I just returned from two weeks at Holden Village, a community dedicated to faith, justice, hilarity, and simple living located in a remote mountain valley in the North Cascades. The painful encounter I recount in the first pages of Stepmother happened there, and so did the moments of reconciliation I describe in chapter nine.
While at Holden, I did a short reading from the book at the weekly Open Mic. Over the next couple of days, several villagers sought me out for conversation. A woman in love with a man with children wasn’t sure if she could deal with the complexity of stepmothering; should she continue this relationship? A man wept when he told me about his daughter’s initial rejection of her stepmother, his new wife–and his hope that a better relationship is now emerging. One friend borrowed the book and read it the next day.

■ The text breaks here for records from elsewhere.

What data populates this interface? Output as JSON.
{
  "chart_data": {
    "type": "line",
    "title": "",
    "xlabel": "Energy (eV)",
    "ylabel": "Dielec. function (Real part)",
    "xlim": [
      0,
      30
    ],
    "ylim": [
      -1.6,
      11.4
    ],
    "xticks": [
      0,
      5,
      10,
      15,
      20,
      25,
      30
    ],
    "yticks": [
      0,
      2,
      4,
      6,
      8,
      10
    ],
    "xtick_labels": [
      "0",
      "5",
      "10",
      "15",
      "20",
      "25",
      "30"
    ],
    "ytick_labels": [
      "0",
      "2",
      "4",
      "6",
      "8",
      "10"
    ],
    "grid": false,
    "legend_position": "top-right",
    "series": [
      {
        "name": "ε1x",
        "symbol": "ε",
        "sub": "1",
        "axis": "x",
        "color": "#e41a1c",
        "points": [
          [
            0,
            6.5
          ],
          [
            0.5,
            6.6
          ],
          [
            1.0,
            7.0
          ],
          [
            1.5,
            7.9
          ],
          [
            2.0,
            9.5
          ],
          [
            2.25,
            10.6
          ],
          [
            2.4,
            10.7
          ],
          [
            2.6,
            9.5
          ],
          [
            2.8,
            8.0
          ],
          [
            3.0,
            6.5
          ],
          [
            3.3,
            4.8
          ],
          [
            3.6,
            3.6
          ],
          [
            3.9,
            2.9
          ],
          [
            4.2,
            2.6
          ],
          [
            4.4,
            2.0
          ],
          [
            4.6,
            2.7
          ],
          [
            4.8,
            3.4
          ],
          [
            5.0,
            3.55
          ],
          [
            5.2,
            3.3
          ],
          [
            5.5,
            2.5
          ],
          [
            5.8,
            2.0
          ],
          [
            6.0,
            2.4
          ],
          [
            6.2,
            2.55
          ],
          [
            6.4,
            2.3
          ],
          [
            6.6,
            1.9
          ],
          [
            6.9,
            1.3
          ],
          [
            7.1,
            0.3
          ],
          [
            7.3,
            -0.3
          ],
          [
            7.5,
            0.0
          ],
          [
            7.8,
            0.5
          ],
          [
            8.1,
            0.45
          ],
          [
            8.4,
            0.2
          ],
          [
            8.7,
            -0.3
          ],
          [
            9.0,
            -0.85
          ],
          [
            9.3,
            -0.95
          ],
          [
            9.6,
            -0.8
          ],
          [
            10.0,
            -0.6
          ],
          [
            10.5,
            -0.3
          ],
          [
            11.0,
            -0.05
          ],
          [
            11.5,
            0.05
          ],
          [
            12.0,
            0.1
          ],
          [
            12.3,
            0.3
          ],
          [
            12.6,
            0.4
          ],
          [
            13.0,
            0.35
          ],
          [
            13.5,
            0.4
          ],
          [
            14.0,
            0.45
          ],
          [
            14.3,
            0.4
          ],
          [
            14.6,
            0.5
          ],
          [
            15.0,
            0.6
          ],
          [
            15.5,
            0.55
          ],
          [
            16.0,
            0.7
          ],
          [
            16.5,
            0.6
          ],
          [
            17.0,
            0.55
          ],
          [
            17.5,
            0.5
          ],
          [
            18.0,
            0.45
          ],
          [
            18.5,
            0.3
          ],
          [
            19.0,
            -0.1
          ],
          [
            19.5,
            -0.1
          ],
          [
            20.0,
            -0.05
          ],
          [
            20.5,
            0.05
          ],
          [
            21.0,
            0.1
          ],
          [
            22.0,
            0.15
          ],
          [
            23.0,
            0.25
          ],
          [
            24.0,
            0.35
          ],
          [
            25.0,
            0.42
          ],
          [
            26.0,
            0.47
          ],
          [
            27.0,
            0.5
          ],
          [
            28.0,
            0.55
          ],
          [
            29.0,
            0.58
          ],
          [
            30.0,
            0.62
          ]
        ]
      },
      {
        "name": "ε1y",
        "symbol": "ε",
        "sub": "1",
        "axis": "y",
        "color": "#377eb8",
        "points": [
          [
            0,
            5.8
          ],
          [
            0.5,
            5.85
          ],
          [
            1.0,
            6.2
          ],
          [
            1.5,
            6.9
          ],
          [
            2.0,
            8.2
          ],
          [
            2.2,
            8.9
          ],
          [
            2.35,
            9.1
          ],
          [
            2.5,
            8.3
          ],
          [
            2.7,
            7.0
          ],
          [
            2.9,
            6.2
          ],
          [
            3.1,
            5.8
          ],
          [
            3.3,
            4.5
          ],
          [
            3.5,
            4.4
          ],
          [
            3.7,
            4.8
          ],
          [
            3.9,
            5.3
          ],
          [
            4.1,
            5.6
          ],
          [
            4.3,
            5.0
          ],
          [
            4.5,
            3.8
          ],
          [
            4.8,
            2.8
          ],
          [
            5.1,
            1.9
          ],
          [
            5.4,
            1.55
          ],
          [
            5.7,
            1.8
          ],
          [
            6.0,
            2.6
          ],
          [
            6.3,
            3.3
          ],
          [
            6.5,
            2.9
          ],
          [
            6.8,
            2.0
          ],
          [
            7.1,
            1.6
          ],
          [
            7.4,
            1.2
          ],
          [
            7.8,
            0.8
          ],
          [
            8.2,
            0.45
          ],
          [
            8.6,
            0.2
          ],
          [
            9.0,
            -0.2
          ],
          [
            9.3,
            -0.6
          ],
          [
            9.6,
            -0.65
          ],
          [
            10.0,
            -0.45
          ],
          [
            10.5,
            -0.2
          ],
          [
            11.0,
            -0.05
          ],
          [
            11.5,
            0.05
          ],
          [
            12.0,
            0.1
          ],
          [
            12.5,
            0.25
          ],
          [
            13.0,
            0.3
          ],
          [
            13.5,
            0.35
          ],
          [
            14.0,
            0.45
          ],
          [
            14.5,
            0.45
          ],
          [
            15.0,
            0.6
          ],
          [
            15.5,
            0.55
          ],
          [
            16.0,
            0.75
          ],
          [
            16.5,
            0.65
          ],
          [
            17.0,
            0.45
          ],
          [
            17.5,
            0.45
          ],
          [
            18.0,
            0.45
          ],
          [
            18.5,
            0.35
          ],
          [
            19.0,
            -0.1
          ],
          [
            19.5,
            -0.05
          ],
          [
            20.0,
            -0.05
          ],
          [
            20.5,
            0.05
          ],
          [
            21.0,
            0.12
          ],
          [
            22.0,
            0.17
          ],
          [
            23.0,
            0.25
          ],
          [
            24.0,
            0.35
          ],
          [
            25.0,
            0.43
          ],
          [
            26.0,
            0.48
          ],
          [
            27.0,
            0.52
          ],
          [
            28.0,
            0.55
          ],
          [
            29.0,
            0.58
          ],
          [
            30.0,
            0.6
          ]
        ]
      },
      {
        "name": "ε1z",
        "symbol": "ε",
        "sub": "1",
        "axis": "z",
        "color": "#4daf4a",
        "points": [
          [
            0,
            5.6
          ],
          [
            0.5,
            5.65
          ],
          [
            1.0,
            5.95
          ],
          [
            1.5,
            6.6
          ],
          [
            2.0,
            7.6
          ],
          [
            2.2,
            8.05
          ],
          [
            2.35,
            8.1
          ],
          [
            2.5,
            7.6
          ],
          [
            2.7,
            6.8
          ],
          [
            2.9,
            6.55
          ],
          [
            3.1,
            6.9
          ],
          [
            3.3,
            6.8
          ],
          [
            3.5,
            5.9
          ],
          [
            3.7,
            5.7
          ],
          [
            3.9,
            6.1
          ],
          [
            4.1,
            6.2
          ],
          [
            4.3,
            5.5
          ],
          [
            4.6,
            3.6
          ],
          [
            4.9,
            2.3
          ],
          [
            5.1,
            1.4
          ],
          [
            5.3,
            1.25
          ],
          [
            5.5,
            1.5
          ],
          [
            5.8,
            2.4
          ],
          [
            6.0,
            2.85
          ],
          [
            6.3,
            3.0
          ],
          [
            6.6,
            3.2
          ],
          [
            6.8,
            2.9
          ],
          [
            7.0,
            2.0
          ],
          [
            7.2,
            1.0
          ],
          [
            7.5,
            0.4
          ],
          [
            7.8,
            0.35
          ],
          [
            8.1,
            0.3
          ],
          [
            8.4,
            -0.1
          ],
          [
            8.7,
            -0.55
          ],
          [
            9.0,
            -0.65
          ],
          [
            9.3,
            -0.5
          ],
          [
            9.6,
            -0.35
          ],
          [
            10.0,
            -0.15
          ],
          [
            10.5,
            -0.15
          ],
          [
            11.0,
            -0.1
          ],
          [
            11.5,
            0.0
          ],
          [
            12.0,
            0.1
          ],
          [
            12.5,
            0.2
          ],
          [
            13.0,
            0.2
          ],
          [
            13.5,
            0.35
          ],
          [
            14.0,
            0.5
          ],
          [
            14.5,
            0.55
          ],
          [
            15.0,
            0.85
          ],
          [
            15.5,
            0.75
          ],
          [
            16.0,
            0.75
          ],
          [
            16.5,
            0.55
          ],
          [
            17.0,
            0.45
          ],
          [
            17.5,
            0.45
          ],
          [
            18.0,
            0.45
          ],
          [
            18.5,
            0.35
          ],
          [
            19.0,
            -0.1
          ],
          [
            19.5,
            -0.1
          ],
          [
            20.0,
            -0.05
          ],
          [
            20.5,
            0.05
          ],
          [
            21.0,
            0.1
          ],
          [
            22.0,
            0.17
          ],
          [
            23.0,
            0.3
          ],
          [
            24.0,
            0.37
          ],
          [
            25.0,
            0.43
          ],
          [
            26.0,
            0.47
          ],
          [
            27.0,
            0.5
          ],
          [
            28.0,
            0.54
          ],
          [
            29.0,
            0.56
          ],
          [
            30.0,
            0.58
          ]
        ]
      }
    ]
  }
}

Her own experience had been quite different from mine because her stepchildren were adults when she first met them, but reading about my experience and learning from my research helped her to reflect much more deeply on this still puzzling part of her life, she said, and she was grateful.
I was grateful, too, to have these opportunities for conversation about a vocation I’ve pondered for most of my life, and about a book in which I’ve probed both my own experience and the social, cultural, and spiritual frameworks that surround it.
As I launch this website, I’m hoping for more conversations like these. Right now I’m thinking mostly about this new book, but I’m also glad to engage with readers on other topics, like the ones that show up in the BOOKS section of this site. And, as always, I hope that these and all the books you read will stir conversation, even if I never know.